Magazine

Une autre, patron (2)

Publié le 09 février 2011 par Zegatt

Il souffla une longue volute sombre. Les couleurs s’éclaircirent, le soleil pointait lentement à travers les bâtisses jusqu’à la fenêtre.

« L’histoire reste la même de toute façon. C’est une histoire de solitude.

- Pourquoi être aussi fataliste ?

- C’est pas du fatalisme ; je dis juste que l’autre t’offre pas, elle t’offre jamais un complément à ce que toi, tu trimballes sur tes épaules, à moitié épuisé et haletant vu que tu crapahutes avec depuis que t’as vidé tes poumons en gueulant pour la première fois.

- Et donc ?

- Donc il reste la compréhension. »

Il me rattrapa, leva le bras, écartant l’index et le majeur tendus. Le serveur leva le pouce. Il enfonça de son poing fermé les rebonds de sa joue en expirant sa dernière bouffée de tabac. Après avoir écrasé la cigarette, il contempla son verre vide suintant de bière.

« C’est beaucoup l’air de rien. Beaucoup. »

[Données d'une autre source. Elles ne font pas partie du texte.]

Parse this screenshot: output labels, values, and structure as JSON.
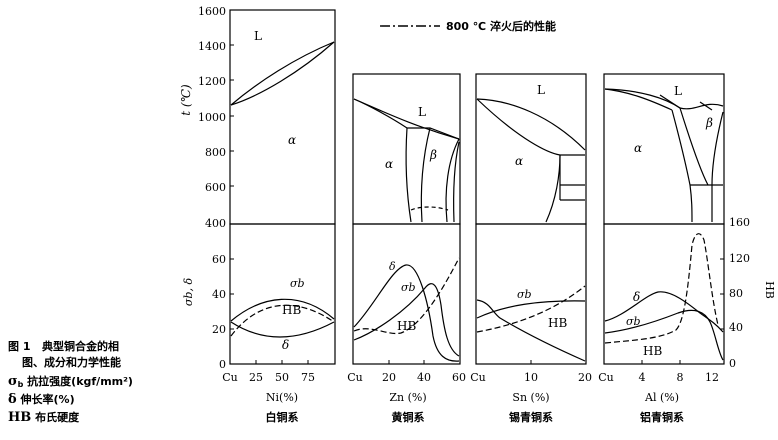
{
  "legend": {
    "quench_label": "800 ℃ 淬火后的性能"
  },
  "caption": {
    "figure_label": "图 1",
    "title_line1": "典型铜合金的相",
    "title_line2": "图、成分和力学性能",
    "sigma_symbol": "σ",
    "sigma_subscript": "b",
    "sigma_desc": "抗拉强度(kgf/mm²)",
    "delta_symbol": "δ",
    "delta_desc": "伸长率(%)",
    "hb_symbol": "HB",
    "hb_desc": "布氏硬度"
  },
  "axes": {
    "temp_label": "t (℃)",
    "temp_ticks": [
      "1600",
      "1400",
      "1200",
      "1000",
      "800",
      "600",
      "400"
    ],
    "prop_ticks": [
      "60",
      "40",
      "20",
      "0"
    ],
    "prop_label": "σb, δ",
    "hb_label": "HB",
    "hb_ticks": [
      "160",
      "120",
      "80",
      "40",
      "0"
    ]
  },
  "systems": [
    {
      "name": "白铜系",
      "xlabel": "Ni(%)",
      "xticks": [
        "Cu",
        "25",
        "50",
        "75"
      ],
      "phase_labels": [
        "L",
        "α"
      ],
      "curve_labels": [
        "σb",
        "HB",
        "δ"
      ]
    },
    {
      "name": "黄铜系",
      "xlabel": "Zn (%)",
      "xticks": [
        "Cu",
        "20",
        "40",
        "60"
      ],
      "phase_labels": [
        "L",
        "α",
        "β"
      ],
      "curve_labels": [
        "δ",
        "σb",
        "HB"
      ]
    },
    {
      "name": "锡青铜系",
      "xlabel": "Sn (%)",
      "xticks": [
        "Cu",
        "10",
        "20"
      ],
      "phase_labels": [
        "L",
        "α"
      ],
      "curve_labels": [
        "σb",
        "HB"
      ]
    },
    {
      "name": "铝青铜系",
      "xlabel": "Al (%)",
      "xticks": [
        "Cu",
        "4",
        "8",
        "12"
      ],
      "phase_labels": [
        "L",
        "α",
        "β"
      ],
      "curve_labels": [
        "δ",
        "σb",
        "HB"
      ]
    }
  ]
}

Sa langue lapa le contour de ses lèvres, humectant les lignes rougeâtres.

« Ce que tu cherches est limité. On est tous de foutus aveugles : d’abord répondre aux besoins physiques. T’as le corps qui gueule, qui gueule comme un dératé, et il faut que tu lui répondes. Que tu le foutes à sa place et qu’il te lâche les burnes – ou qu’il te les vide. Mais ça, ça tient pas. Que tu le veuilles ou non. Il faut plus. Et ça se passe plus au même endroit. Boum. Pas de bol. »

Charles tapa sa poitrine et son crâne à la façon d’un primate. Imprégnés par les gouttes de bière, les dessous de verre avaient changé de couleur. Deux pour moi, au moins quatre en face. Je n’aurais jamais osé parier ne serait-ce que sur un match nul. Il gagnerait toujours. Un flot régulier s’était mis à occuper la rue. Imperturbable et, vu d’ici, inutile.

« Alors, tu te retrouves avec tes burnes, tes tripes et tes neurones. Forcément, l’adéquation devient plus bordélique une fois que l’équation est passé à trois inconnues par personne, surtout que la première inconnue était mesurable, et pas les suivantes. Tu peux faire l’impasse, bien sûr, mais ça reste de la durée déterminée. Ca finit par être blasant. Ca manque de charme, même si les formes en ont. Qu’est-ce que tu veux, il faut bien arrondir les angles à terme. Un cul à angle droit, c’est moche. »

Ses yeux se perdirent un instant. Les degrés étaient montés.